While Du Bose is taking classes (she currently has a 16-credit course load and is maintaining a 3.8 GPA), Camrynn is enrolled in the on-site child development center at Jeremiah.

“My daughter gives me purpose each day,” said Du Bose, who is also pursuing a singing career. “As her mom, I want to point her in the right direction and give her the love, guidance and positive influences she needs in her life.”

The Jeremiah Program opened its Minneapolis site in 1998 and the St. Paul campus in 2007. All of the single mothers accepted into the nonprofit program must be enrolled in either two-year or four-year postsecondary education and on a career track; most also work part time. Their children must be under age 5 when they enter the program — the average stay at Jeremiah is three years and most mothers are in their early to mid-20s.

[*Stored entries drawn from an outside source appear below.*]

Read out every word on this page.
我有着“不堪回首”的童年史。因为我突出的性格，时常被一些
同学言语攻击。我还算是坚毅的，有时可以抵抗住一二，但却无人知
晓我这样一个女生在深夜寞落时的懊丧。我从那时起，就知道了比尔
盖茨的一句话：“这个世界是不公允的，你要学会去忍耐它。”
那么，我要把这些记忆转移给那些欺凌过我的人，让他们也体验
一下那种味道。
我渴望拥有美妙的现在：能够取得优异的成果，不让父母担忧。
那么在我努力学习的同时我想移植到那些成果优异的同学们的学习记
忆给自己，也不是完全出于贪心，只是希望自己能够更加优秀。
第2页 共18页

All of the women are at or below the poverty line (they pay one-third of their monthly income for rental of their on-site apartments), and many come from unstable family backgrounds.


Empowerment for moms

Nekey Oliver’s first two years as a mother to son Giovanni, now 4 years old, were often chaotic. When Oliver, 23, became pregnant during the first month of her first semester in college, she left school and worked overnight shifts at Minneapolis-St. Paul International Airport. After Giovanni’s birth, she re-enrolled in college, but they moved between the family home of the baby’s father and the home of Oliver’s father. Finding stable child care was a challenge.

After completing the 16-week “Empowerment” classes required for all Jeremiah participants, Oliver and her son moved onto the Minneapolis site last July.

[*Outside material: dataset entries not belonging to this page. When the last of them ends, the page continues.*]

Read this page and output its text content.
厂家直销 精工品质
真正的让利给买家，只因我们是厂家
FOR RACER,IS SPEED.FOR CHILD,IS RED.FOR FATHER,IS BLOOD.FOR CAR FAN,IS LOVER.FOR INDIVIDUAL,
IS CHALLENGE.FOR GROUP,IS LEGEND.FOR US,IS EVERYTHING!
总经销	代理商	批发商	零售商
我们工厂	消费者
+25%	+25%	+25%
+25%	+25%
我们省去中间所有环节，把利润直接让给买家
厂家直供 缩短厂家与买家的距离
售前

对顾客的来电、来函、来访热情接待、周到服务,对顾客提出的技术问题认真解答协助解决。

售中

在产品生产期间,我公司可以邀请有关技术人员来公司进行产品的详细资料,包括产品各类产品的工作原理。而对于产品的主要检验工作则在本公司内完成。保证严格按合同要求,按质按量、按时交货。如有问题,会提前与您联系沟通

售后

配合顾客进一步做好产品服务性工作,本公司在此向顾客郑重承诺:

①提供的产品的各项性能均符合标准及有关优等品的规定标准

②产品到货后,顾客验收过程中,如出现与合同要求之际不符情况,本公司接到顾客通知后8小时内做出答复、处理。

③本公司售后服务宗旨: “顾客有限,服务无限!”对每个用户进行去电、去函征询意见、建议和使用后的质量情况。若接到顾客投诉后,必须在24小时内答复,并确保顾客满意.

Now a junior majoring in sociology at the University of Minnesota, Oliver is contemplating a career in marriage and family therapy, partly because of her experience with the Jeremiah Program.

“This is a very motivating and positive environment for me and my son,” she said. “It means a lot to me to surround myself with positive people, and being here, I found I don’t have to prove myself. You just get to do you. I can focus on school and on Giovanni.”


Lessons for life

One component of the Jeremiah Program is a mandatory Life Skills course that meets twice a week. Classes focus on subjects such as financial planning, nutrition, co-parenting and stress management. (Both Du Bose and Oliver are co-parenting with the fathers of their children, when possible.)

“I’ve learned about different parenting styles and tools that I need to be a better mom,” said Du Bose. “The topics are always interesting and relevant to our lives. I just feel like there is a great team of people here who want us to succeed.”

Vickie Williams, executive director for the Minneapolis and St. Paul campuses, is involved in the admission process for every young mother accepted into the Jeremiah Program (there are currently 77 women between the two sites).

“When I hear their stories and then watch their journeys during the time they are here, it is almost like a miracle happens,” said Williams. “Resilience is real and it is powerful on so many levels.

“These young women become so optimistic for their futures because they feel like they are part of something much bigger than themselves.”